I expected the worlflow is to redirect to MGM-master with the 9000 port like the following diagram:

But curl output show the actual result like this:

Is this a bug or a missconfiguration ?

Thanks,
Chien-De

hello Chien-De Li
do you have any updates about this issue?
thank you ina advance
best
e.v.

I don’t have any update about this.
Did you encounter the same problem?
What’s your configuration?

Hello Chien-De Li
I have a similar problem
with X509 cert I can upload via the master or via the slave MGM
with tokens, it works only for master
if I switch the master with eos ns master other (let’s say I can 2 mgm)
it works again … ( for the slave which became master).
I have typical miniguide conf just the xrdhttp on 9000 and 9001 is always secure (https)
FYI
best
EV

P.S.

# I have initiate a valid x509 proxy with dteam voms attrs
NODE1=myslave.mydomain.fr
export MACAROON=$(macaroon-init https://${NODE1}:9000//eos/grif/dteam/dte 600 READ_METADATA,UPLOAD,DOWNLOAD,DELETE,MANAGE,UPDATE_METADATA,LIST)
URL=https://${NODE1}:9000//eos/grif/dteam/dte/curl-token-upload.${RANDOM}
curl -I -L -v --capath /etc/grid-security/certificates -H "Authorization: Bearer $MACAROON" '  $URL --upload /etc/hosts

curl fail with ( from master after redirection )
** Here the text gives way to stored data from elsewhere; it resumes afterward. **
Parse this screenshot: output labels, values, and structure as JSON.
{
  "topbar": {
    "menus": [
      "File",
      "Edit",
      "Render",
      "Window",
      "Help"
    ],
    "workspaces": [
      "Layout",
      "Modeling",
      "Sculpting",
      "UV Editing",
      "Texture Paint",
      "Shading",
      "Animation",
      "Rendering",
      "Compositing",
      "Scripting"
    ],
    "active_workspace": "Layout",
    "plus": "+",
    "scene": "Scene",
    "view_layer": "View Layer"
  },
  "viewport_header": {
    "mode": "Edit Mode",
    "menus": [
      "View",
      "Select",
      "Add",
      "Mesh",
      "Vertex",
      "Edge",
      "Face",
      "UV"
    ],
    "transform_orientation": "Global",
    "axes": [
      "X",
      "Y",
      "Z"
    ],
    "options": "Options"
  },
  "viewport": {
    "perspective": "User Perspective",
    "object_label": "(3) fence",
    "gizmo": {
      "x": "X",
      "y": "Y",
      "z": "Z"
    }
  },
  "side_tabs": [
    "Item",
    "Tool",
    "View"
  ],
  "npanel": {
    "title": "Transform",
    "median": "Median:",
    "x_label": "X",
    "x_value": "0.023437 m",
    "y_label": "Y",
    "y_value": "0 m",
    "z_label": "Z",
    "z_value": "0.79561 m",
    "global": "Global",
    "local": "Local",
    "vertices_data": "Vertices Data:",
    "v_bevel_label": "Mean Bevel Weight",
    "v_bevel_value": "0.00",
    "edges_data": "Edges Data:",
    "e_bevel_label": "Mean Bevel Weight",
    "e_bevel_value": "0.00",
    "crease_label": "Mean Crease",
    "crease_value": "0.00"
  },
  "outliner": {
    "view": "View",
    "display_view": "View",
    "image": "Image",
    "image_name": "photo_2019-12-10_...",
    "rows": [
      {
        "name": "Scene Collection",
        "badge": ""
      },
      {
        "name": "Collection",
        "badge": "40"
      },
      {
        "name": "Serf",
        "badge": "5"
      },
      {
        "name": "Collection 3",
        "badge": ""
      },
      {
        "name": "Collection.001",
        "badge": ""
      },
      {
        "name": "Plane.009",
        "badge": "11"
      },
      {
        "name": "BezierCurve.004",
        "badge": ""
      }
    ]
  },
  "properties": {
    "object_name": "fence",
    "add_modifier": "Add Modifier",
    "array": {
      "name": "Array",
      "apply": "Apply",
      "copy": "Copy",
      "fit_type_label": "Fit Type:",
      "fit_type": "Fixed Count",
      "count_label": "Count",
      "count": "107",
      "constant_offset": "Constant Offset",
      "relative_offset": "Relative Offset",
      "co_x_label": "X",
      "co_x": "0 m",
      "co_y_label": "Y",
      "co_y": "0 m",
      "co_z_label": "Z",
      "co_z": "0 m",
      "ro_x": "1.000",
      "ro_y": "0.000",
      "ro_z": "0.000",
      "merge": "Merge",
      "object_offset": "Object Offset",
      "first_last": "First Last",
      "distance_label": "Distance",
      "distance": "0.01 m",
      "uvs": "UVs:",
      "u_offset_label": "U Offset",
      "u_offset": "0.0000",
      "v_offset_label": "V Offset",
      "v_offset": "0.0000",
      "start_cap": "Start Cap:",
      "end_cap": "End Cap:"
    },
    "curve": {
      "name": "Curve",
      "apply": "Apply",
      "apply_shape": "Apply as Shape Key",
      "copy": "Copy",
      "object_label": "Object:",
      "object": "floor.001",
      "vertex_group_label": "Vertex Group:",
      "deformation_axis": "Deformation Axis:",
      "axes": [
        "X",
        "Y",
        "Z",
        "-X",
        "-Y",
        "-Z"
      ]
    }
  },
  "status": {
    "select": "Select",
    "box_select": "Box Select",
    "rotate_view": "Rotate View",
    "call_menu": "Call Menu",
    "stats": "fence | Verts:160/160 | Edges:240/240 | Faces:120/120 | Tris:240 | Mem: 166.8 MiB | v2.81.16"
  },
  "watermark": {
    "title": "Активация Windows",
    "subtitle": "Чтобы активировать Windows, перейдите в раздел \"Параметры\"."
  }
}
PUT /eos/grif/dteam/dte/curl-token-upload.23384?encURI= HTTP/1.1
User-Agent: curl/7.29.0
Host: mymaster.mydomain.fr:9000
Accept: /
X-No-Delegate: 1
Credentials: none
Content-Length: 149
Expect: 100-continue

< HTTP/1.1 403 token authorization failed
HTTP/1.1 403 token authorization failed
< Connection: Keep-Alive
Connection: Keep-Alive
< Content-Length: 26
Content-Length: 26

HTTP error before end of send, stop sending
<

Closing connection 1

Could you check if your /etc/eos.macaroon.secret is the same in each mgm node?

Hi Li,

I know what is the problem in this case, the redirection from the slave to the MGM happens on port 1094 also for the HTTP protocol which is not right. So we can classify this as a bug. I will fix it and report back here when it’s done. Thanks for the nice debugging.

Cheers,
Elvin

1 Like

Thanks Elvin.
This will be very helpful. :wink:

hello Evlin the issue is related ? with
curl upload redirection with token ?

in my example I got

name=- geo="" info=“redirect” path="/eos/grif/dteam/dte/file.hosts.1527" host=mymaster port=1094 errno=ENOENT:*
210823 18:55:56 time=1629737756.605119 func=HttpRedirect level=INFO logid=static… unit=mgm@myslave.fr:1094 tid=00007f8b6c2fe700 source=HttpServer:313 tident= sec=(null) uid=99 gid=99 name=- geo="" info=redirecting

Hi Emmanouil,

Yes, definitely. In general, the current master-slave setup is not for the slave to be used as replica of the master but more as a stand-by that can quickly replace the current master in case of issues. One should strive to have the DNS alias point to the master rather than the slave. Nevertheless, this use-case will be fixed.

Cheers,
Elvin

hello Elvin
do we have any update about this bug ?
thank you in advance
best
e.v.

Hi Emmanouil,

I am caught up with other things for the moment, I will let you know once this is available.

Thanks,
Elvin